JPMorgan Plans Liquidation Of 24-Year-Old Real Estate Fund
JPMorgan Asset Management is winding down a flagship real estate fund more than two decades after it launched.
The investment banking giant is liquidating its JP Morgan US Real Estate Income and Growth Fund, a core-plus fund that had more than $1B in assets as of late 2025.
“As a fiduciary, we believe this decision is in the best interests of the fund’s investors,” a spokesperson for JPMorgan Asset Management said in an email. “We expect this process will take time, and we will proceed thoughtfully and deliberately, with a continued focus on maximizing value throughout the process."
The decision to close the fund was disclosed in a board meeting document from the Ohio Bureau of Workers’ Compensation’s real estate consultant, Meketa Investment, and was first reported by IPE Real Assets.
The JP Morgan fund launched in 2002 and has 16% exposure to office assets with the rest split between industrial and multifamily properties, IPE reported. It's been losing value in recent years, according to documents from the North Dakota Retirement Investment Office.
The $170M stake in the fund held by the North Dakota Legacy Fund was down a net 1.7% in 2025, an improvement from the 3.7% loss the prior year. The valuation of the North Dakota fund’s stake shrank by 9.7% over the last three years, but it still eked out 0.28% growth over a five-year timeline.
The private fund had $1.4B in assets as of late 2025, according to the Meketa Investment documents, which reportedly say the liquidation process is projected to take up to three years.
JPMorgan is closing the fund at a time when more investors are turning to real estate.
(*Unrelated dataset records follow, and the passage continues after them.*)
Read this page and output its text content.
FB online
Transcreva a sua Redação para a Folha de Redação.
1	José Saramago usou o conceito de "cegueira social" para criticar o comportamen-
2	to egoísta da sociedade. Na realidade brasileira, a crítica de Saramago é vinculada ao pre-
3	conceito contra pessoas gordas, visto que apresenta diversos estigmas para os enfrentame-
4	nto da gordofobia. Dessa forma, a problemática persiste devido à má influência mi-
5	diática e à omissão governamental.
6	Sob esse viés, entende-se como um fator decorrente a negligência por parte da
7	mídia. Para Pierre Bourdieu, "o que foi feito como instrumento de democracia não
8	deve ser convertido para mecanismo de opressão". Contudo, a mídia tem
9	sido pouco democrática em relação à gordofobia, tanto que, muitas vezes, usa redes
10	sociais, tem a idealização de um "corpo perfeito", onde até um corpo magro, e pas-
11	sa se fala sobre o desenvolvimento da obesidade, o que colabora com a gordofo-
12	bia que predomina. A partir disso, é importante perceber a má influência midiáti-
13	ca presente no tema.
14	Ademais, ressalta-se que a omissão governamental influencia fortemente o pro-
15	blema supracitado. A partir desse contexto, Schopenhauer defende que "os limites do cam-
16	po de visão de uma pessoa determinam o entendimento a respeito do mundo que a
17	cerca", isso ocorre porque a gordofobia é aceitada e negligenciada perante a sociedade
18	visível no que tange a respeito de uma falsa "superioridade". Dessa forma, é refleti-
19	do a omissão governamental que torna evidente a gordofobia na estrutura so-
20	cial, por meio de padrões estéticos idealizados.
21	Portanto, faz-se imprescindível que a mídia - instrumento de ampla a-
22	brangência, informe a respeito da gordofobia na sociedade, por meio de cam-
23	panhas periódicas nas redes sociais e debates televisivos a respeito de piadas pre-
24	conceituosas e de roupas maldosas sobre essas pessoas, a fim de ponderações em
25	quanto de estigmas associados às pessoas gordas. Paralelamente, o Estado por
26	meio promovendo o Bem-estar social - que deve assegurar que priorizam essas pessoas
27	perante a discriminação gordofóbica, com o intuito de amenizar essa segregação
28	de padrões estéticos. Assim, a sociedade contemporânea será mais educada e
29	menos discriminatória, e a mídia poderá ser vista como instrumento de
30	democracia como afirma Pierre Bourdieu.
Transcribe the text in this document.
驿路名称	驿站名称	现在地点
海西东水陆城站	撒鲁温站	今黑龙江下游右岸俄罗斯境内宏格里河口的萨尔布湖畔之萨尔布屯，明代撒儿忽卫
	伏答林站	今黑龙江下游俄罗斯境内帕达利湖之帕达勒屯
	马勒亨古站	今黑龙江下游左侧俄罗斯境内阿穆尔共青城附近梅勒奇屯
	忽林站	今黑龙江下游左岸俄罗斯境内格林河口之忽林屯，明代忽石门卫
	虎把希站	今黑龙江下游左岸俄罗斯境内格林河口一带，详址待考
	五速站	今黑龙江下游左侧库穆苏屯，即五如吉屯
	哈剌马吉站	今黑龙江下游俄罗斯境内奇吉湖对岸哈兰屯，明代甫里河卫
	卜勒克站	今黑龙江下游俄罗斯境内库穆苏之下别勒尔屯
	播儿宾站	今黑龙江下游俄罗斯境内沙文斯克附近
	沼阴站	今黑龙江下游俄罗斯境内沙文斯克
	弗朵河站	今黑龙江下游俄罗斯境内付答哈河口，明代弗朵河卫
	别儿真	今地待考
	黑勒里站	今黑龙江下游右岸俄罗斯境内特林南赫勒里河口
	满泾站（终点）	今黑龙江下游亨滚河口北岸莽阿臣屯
Global funds raised $172B last year, up 13% from the prior year, with the five largest funds holding capital flows steady since 2022, according to a report from With Intelligence by S&P Global.
Funding levels are unlikely to reach the fever pitch seen in 2021 and 2022, the report’s authors wrote. Rising U.S. Treasury bond yields are pressuring borrowing costs, sucking wind out of the sails of capital markets after the first quarter saw a 25% jump in year-over-year transaction volume. For the month of April, year-over-year sales volume slumped 33% to $24.7B.